In the eerie mental state known as hypnosis, people’s experiences seem to disconnect from their senses and their actions from their willpower, as their minds instead come under the control of the hypnotist’s suggestions. So powerful is this effect that before the advent of chemical anesthetics it was used widely to block surgical pain, and it is still used in applications from psychotherapy to weight control.
Yet in recent decades, few people have studied hypnosis, says researcher Yann Cojan of the University of Geneva, so “it is very difficult to have a clear hypothesis on its neural underpinnings.” Most recent research in this small field, he notes, has examined hypnosis’s effects on pain.
In the June 25 issue of Neuron, however, Cojan and colleagues report on a functional magnetic resonance imaging (fMRI) experiment designed to shed some light on hypnosis’s effects on the human motor system. The researchers recruited eighteen subjects with strong susceptibility to hypnosis, confirmed with standard screening methods. They then put each subjects into an fMRI machine and had them perform a series of “go/no go” trials similar to those used to study inhibitory processes in the brain.
In each trial, a grayscale image of a left or a right hand, appearing on a computer screen, cued a subject to prepare to use that hand. After a brief but variable interval, the hand image would turn green or red—green being the go signal to press a button using the indicated hand, red being the no go signal to inhibit any motion with that hand. Twelve of the subjects did half of the trials while under hypnosis, with the suggestion that their left hand was “paralyzed.” A control group of six subjects did the trials under instructions to pretend the hand was paralyzed.
In key brain areas, the average fMRI pattern seen when hypnotic paralysis prevented subjects from responding to the go signal showed important differences from the patterns seen during ordinary, willed, no go inhibition or simulated paralysis, Cojan and his colleagues found.
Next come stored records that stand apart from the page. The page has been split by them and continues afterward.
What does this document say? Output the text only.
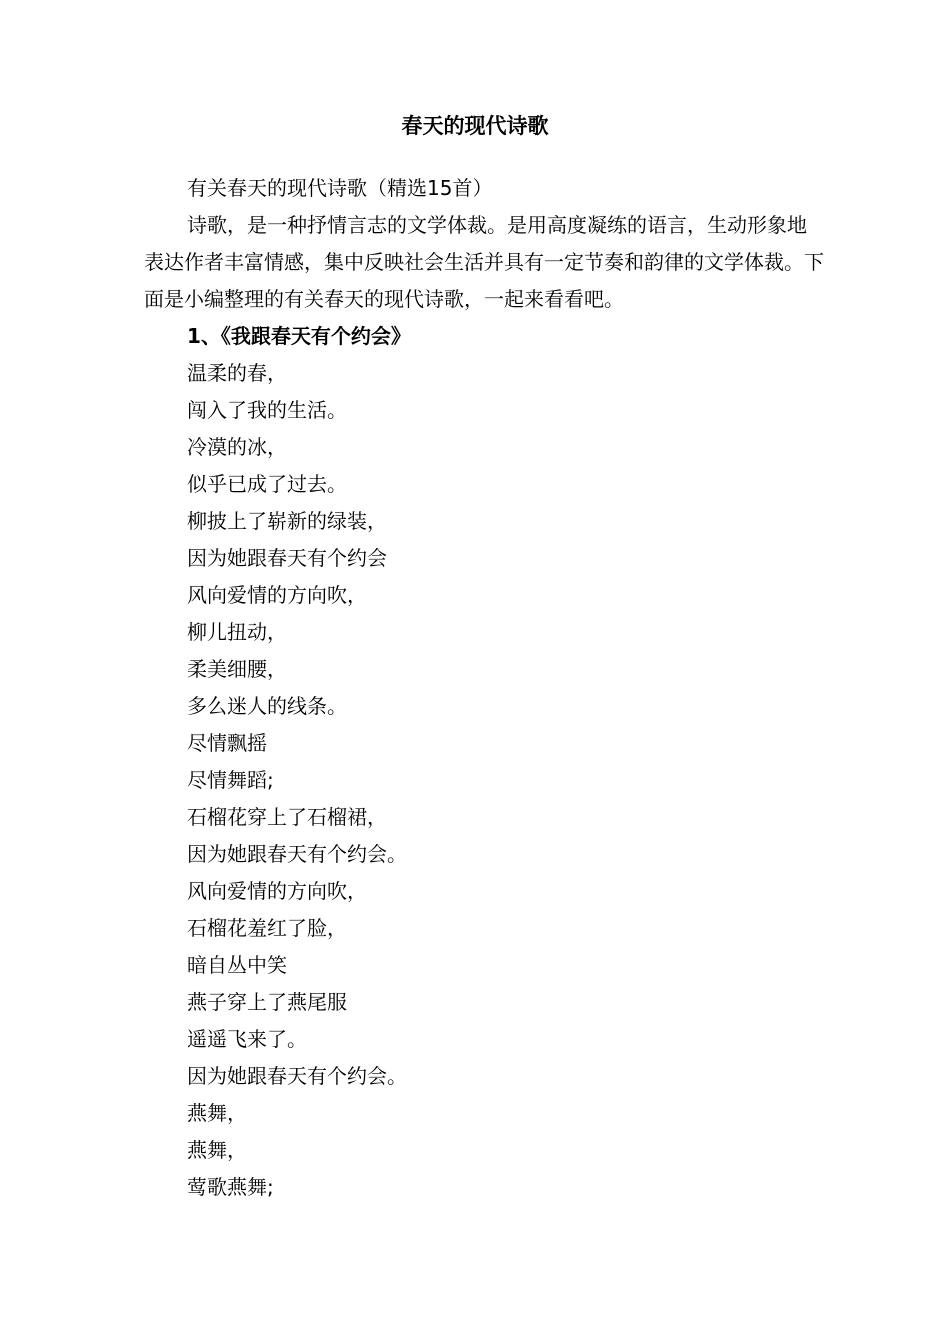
春天的现代诗歌

有关春天的现代诗歌（精选15首）

诗歌，是一种抒情言志的文学体裁。是用高度凝练的语言，生动形象地表达作者丰富情感，集中反映社会生活并具有一定节奏和韵律的文学体裁。下面是小编整理的有关春天的现代诗歌，一起来看看吧。

1、《我跟春天有个约会》

温柔的春，

闯入了我的生活。

冷漠的冰，

似乎已成了过去。

柳披上了崭新的绿装，

因为她跟春天有个约会

风向爱情的方向吹，

柳儿扭动，

柔美细腰，

多么迷人的线条。

尽情飘摇

尽情舞蹈;

石榴花穿上了石榴裙，

因为她跟春天有个约会。

风向爱情的方向吹，

石榴花羞红了脸，

暗自丛中笑

燕子穿上了燕尾服

遥遥飞来了。

因为她跟春天有个约会。

燕舞，

燕舞，

莺歌燕舞;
Together with behavioral data on reaction times and other measures, the fMRI data suggests that even in the hypnotic state the brain was able to prepare as usual for motor actions, because the corresponding premotor and motor cortex regions seemed to activate normally, he says. But after the go command, the motor cortex seemed to become less connected to these motor intention circuits and more connected to a few other hotspots in the brain, especially in the visual cortex and in a parietal region known as the precuneus.
Previous research has suggested that the precuneus helps to mediate the imagination of oneself experiencing something and appears also to be involved in the sense of “agency”—the feeling that one is causing something to happen. To Cojan, the area’s apparent increase in activity and in motor-cortex connectivity during hypnotic paralysis hints that the precuneus is key in a neural handover process in which control of specific motor functions is passed from the ordinary “planning” circuits of the premotor cortex to an internalized visual representation of the hypnotist’s suggestion.
To Tobias Egner, a neuroscientist at Duke University who has worked in this area, the results overall suggest that “the effects of hypnosis do not simply reflect an exaggerated form of the typical neural processing underlying a particular task, but rather derive from some more radical reconfiguration of normal brain processes.”
“It’s an interesting paper, and I think it’s a step in the right direction,” says Amir Raz, a neuroscientist at McGill University in Montreal who also has used hypnosis experiments in his research. “I would contextualize it as an example of how attention can control action.”
In keeping with other research, the fMRI data reported by Cojan and colleagues suggest that key attention circuits in the prefrontal cortex were more active when subjects were under hypnosis, regardless of whether they were seeing the go or no go signal. Cojan says that these data are “likely to reflect more general attentional and motivational factors associated with enhanced focusing and monitoring during hypnosis.”
One improvement Raz suggests in the experimental protocol is to replace hypnotic suggestion with “post hypnotic” suggestion, which takes effect after the subject has returned to a more normal mental state. “When you’re imaging somebody who’s in the hypnotic state, it’s difficult to tease apart exactly what is the influence of the suggestion versus what is the influence of the entire [hypnotic] state,” he says.
But Raz adds that he’s pleased that this research is being conducted at all. “I’m really happy to see that there’s a growing openness in some of the best journals to the incorporation of hypnosis into cutting-edge scientific investigation.”